Arrr! Trump be hankerin' fer U.S. hold on the Panama Canal! Here be three jolly tidbits ye best know!
2024-12-26
Avast, me hearties! In the year of our Lord, 1978, the Senate signed a pact o' peace, claimin' eternal neutrality. Yet, some scallywag Republicans be lamentin' that fateful day, scratchin' their heads like a barnacle on a ship’s hull! Arrr, regret be a bitter brew, indeed!

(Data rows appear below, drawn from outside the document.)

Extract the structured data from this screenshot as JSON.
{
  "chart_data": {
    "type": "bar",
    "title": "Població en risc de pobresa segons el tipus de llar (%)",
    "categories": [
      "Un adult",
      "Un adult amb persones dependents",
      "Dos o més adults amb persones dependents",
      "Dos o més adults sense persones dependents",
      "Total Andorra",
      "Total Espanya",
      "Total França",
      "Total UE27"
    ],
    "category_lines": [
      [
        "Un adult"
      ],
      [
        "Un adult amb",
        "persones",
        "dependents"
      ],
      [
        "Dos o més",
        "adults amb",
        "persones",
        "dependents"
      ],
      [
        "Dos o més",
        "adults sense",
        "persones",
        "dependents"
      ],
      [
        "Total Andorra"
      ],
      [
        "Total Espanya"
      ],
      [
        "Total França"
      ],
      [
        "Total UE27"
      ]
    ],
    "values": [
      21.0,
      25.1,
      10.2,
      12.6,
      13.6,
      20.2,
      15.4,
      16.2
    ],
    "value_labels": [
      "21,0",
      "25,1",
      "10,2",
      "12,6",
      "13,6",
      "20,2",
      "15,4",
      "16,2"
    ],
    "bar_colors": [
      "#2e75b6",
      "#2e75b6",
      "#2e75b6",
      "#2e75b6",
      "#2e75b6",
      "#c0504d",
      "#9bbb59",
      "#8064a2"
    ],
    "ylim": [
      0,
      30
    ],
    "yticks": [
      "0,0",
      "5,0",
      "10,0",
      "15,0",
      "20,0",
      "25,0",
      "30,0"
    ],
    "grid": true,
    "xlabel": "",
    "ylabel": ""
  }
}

Ahoy, mateys! Gather 'round, for I be havin' a tale from the annals of the political seas! In the year of our Lord, 1978, a grand assembly o' landlubbers known as the Senate did hoist their quills and ratify treaties that proclaimed a state o' permanent neutrality. Blimey! Aye, they said, “Let’s keep our ships away from the cannons and our swords sheathed!”But lo and behold, as the tide rolls on, some scallywags from the Republican crew be givin' a hearty sigh, wishin’ they’d charted a different course! “Why, oh why, did we choose to drop anchor instead o’ goin’ full sail?” they bellow, lookin’ back on those waters of yore with a twinkle o' regret in their eyes. Aye, the seas be fickle, and perhaps the thought of bein' forever neutral be as comfortin' as a flat sea on a stormy night!
So here we be, with a crew divided! Some thinkin’ peace be the way to sail, while others dream of battlin’ the high seas and claimin’ glory! Aye, it be a comical shanty, this politics o' ours, where treaties be like treasure maps—some savvy souls find gold, while others be left with naught but a parrot’s squawk! Arrr!